The college students are back. They're in the grocery stores, stocking up on Top Ramen. They're at IKEA, buying oddly shaped pillows for their dorm rooms. Very soon, they'll be at parties, doing things that would give their parents full-on coronaries. And that means it's time for a classic college ritual, adult-style: freaking out about the safety of our girls.
At about this time every year, adult anxiety about sexual assault reaches a tipping point and gives way to an avalanche of advice to young women from campuses, commentators, and parents alike: Don't hook up! Don't dress provocatively! Watch your drink! Actually, don't drink at all! Always stay with a friend! Don't stay out too late! Don't walk home alone! Etcetera, etcetera, ad nauseam.
And every year, it fails to work. A 2007 Department of Justice-funded trend analysis of rape studies over time revealed that rates of rape haven't declined in the past 15 years -- in fact, they may be increasing.
Why hasn't it worked? Perhaps it's because making rape prevention the responsibility of young women teaches students that guys can't be expected to be responsible for their own actions. Not surprisingly, that results in student bodies eager to let rapists off the hook and campus policies (like the one recently implemented at Tufts that forces victims into "mediation" with their rapists) that treat rape as an unfortunate disagreement instead of like the violent crime it is. Make no mistake about the danger of these equanimous attitudes -- in his 2002 landmark study of 1,882 male college students in the Boston area, Dr. David Lisak demonstrated that most campus rapes are perpetrated not by well-meaning boys confused about consent but by repeat-offender sociopaths who know exactly what they're doing. Treating rape like an unfortunate but understandable miscommunication doesn't just deny victims justice and downplay the traumatic nature of the experience -- it allows rapists to remain free to rape again and again.

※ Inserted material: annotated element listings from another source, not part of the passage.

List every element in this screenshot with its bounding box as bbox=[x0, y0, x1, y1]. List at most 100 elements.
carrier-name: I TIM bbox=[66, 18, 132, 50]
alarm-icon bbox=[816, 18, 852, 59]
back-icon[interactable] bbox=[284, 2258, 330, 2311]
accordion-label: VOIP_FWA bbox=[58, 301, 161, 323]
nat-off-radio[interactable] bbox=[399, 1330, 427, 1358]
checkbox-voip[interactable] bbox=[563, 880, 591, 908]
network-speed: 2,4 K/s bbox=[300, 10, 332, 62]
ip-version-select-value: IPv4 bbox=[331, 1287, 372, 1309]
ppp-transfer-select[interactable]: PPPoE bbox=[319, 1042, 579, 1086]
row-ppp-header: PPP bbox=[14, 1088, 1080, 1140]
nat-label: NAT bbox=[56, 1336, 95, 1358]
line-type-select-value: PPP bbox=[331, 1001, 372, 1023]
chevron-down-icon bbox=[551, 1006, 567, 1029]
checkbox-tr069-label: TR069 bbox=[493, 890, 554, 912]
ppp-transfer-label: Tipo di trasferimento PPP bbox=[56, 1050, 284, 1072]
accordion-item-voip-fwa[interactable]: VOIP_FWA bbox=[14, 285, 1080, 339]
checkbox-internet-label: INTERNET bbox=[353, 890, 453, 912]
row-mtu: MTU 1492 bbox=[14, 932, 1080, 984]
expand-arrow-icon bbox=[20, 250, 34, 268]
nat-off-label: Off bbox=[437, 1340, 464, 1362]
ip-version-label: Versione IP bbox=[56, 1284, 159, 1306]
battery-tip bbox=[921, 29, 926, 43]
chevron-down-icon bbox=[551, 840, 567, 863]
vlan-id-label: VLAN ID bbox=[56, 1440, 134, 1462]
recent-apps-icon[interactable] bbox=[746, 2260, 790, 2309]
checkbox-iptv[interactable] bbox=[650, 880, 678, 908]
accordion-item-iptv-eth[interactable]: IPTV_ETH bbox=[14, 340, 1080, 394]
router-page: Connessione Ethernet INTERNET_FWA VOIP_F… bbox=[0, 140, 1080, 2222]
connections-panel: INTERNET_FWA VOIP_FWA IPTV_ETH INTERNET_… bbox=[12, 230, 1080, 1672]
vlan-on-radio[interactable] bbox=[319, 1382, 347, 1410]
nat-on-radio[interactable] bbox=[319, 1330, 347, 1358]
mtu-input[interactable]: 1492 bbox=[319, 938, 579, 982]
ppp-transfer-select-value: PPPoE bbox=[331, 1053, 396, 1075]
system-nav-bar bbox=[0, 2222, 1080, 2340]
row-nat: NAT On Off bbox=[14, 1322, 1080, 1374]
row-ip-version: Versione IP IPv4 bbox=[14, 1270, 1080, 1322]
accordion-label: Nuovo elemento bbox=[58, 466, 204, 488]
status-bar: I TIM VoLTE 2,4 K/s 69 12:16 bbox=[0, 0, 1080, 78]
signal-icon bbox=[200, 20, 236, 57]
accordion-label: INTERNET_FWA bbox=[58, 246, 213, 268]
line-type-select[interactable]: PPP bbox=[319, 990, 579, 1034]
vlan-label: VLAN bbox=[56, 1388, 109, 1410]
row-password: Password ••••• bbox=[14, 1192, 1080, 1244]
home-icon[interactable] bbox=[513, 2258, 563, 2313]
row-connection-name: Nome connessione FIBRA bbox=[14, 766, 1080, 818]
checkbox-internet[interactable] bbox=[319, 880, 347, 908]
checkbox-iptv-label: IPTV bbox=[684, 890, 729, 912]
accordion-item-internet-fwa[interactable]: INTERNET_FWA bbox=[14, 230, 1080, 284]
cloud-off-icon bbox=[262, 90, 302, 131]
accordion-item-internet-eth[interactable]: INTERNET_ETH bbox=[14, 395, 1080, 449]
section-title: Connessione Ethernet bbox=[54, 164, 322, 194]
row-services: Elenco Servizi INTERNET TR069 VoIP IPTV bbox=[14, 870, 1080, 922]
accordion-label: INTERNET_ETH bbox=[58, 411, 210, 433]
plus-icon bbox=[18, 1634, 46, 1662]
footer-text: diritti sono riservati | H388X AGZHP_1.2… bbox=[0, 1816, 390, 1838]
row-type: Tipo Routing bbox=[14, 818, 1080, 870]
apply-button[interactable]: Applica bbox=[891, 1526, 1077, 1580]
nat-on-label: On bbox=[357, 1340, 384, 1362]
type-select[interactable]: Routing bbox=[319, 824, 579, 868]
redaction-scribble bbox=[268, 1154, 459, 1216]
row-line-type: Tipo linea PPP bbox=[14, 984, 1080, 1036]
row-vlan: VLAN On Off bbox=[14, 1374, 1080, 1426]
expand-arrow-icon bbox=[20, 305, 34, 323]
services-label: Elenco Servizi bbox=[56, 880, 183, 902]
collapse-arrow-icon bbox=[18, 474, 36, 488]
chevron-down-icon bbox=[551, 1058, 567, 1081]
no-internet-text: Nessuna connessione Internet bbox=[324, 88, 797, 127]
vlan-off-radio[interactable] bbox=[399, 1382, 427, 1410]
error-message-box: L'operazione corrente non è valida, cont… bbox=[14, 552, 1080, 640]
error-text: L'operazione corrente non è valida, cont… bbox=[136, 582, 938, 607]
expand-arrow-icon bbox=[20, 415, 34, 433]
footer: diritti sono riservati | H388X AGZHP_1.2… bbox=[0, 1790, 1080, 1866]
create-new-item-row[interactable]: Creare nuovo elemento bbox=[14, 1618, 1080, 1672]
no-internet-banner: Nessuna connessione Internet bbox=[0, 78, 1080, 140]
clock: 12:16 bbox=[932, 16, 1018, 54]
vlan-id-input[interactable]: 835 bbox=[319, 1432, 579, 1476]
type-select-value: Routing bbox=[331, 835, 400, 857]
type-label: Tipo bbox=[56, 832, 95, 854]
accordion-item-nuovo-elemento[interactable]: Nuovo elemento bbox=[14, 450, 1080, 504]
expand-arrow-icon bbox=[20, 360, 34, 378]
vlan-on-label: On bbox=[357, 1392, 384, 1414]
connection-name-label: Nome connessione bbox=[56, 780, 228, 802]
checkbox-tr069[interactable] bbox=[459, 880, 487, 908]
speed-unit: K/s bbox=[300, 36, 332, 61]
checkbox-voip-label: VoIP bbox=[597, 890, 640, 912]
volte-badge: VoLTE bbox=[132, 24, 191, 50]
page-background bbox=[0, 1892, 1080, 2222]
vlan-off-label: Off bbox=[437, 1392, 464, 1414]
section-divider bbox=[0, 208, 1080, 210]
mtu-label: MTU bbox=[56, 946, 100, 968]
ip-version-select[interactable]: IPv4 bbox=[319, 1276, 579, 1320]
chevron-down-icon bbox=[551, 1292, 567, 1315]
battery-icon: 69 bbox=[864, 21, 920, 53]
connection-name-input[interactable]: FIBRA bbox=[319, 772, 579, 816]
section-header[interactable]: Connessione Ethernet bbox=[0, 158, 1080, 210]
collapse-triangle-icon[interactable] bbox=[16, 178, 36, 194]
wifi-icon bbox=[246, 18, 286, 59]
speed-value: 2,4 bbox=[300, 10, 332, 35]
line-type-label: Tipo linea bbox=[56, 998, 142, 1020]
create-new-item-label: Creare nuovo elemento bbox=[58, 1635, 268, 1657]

Meanwhile, we set an impossibly high bar of behavior for young women -- one that they're bound to miss at some point, because, just like the rest of us humans, young women sometimes choose short-term pleasure over the abstract possibility of risk. And when a guy rapes a young woman while she's violating the Rules of Safety -- let's say she's at a party and dancing and she's flirting -- what follows are questions about her behavior, how much she'd been drinking, how she might have led him on.
Rape on campus is a very real problem. Cautious estimates suggest that nearly one in every 10 female college students will be raped while she's at school. With an estimated 18 million students attending college in the U.S. this year, that's (conservatively) over 150,000 young women who'll be raped while at college this year alone. That's a public health crisis. It's time to start treating it like one.
What would it look like if colleges did just that? For starters, they would provide in-depth programs on healthy sexuality and sexual safety, instead of getting by with a pamphlet and an hour demonstration at orientation. Schools would stop telling girls to mind their liquor so they don't "get themselves" raped and start teaching young men that alcohol is never an excuse to "get away" with anything. They would offer bystander training, so that all students on campus know what it looks like when someone's sexual boundaries are being violated and what to do if they see that happening. They would teach students that the only real consent is the kind that's freely and enthusiastically given, removing the "she didn't exactly say no" excuse that too many rapists hide behind. And their campus policies would support prevention, recovery, and justice, not dismissiveness, victim-blaming, and denial.
A few schools are doing some of this already. But there's no systemic oversight into who's doing what, and all signs point to the fact that most schools are doing far too little. That's especially alarming when you consider that Title IX -- the federal law guaranteeing equal access to education for all genders -- requires schools to take strong, active steps to prevent rape on campus. That means they need to be implementing real policies that work, not just going through motions that make them look concerned.
All of us who care about the safety of girls ought to be doing the same. It's not even that hard. Imagine what would happen if each of us called a school we care about today and let administrators know that we're watching and that we expect them to do what we all should be doing: taking responsibility for rape prevention off of the potential victims and placing it where it belongs -- with the potential perpetrators and with the adults and institutions whose job it is to keep young people safe.